Study: Fatigue An Overlooked Symptom of Endometriosis
For a relatively common ailment, endometriosis is rather mysterious. Its symptoms are generic, and common to many disorders; the only definitive diagnosis can usually only come from a biopsy. But new research published in the journal Human Reproduction suggests fatigue should be given more weight as a symptom of endometriosis.
Endometriosis is a condition in which endometrial cells that usually form inside the uterus also grow abnormally outside of it, in other areas of the pelvic region, such as ovaries, the abdominal cavity and Fallopian tubes. The more prominent symptoms include pain and fertility problems, although many women with endometriosis do not experience these symptoms. The cause of endometriosis remains unknown, but globally, 6 to 10% of women have the condition.

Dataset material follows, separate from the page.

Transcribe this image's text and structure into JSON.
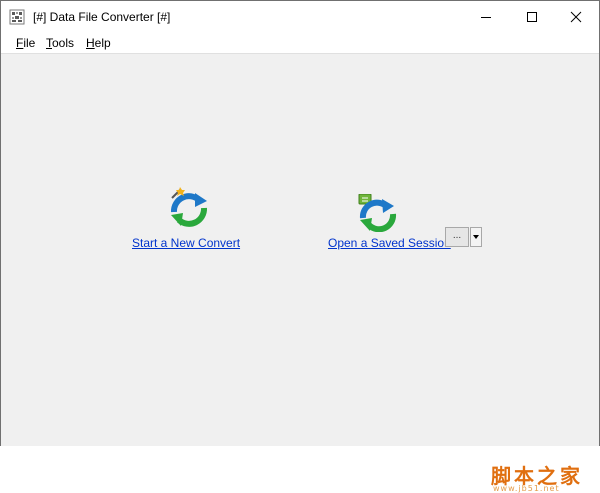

The international study involved more 1120 women recruited from hospitals and private practices in Switzerland, Germany and Austria between 2010 and 2016. The researchers found the experience of fatigue was doubly common among women who had endometriosis, when compared to those who didn’t have the condition. Even after taking into account factors such as insomnia, pain, occupational stress, BMI and motherhood – all factors that affected fatigue levels — the results were still the same.
This means that endometriosis causes fatigue in the body irrespective of other factors that may also result in fatigue, explains research lead Brigitte Leeners, a professor and deputy head of reproductive endocrinology at University Hospital Zurich, Switzerland.
“Although chronic fatigue is known to be one of the most debilitating symptoms of endometriosis, it is not widely discussed and few large studies have investigated it,” Leeners says. “We believe that in order to improve the quality of life for women with this condition, investigating and addressing fatigue should become a routine part of medical care, and doctors should investigate and address this problem when they are discussing with their patients the best ways to manage and treat the disease. It would also help these women if steps were taken to reduce insomnia, pain, depression and occupational stress.”
Leeners’ team found 50.7% of women diagnosed with endometriosis had frequent bouts of fatigue in comparison to 22.4% of women without the condition. Among women with endometriosis-related fatigue there was also a seven-fold increase in insomnia, a four-fold increase in depression, a two-fold increase in pain and an almost 1.5-fold increase of occupation stress. The age, stage or time when the condition was diagnosed was not linked to fatigue.
Researchers believe the reason endometriosis could lead to fatigue is because endometrial lesions lead to inflammation which in turn triggers the immune system. Proteins that are utilized when the immune system is active also play a role in fatigue. Furthermore, regular, high stress on the body — from, say, chronic inflammation — can contribute to adrenal fatigue.
Researchers are calling for clinicians to give more consideration to fatigue as a symptom of endometriosis, though no changes in diagnostic standards have changed. Still, this might be a much needed step forward toward better diagnosis of an already difficult-to-spot condition.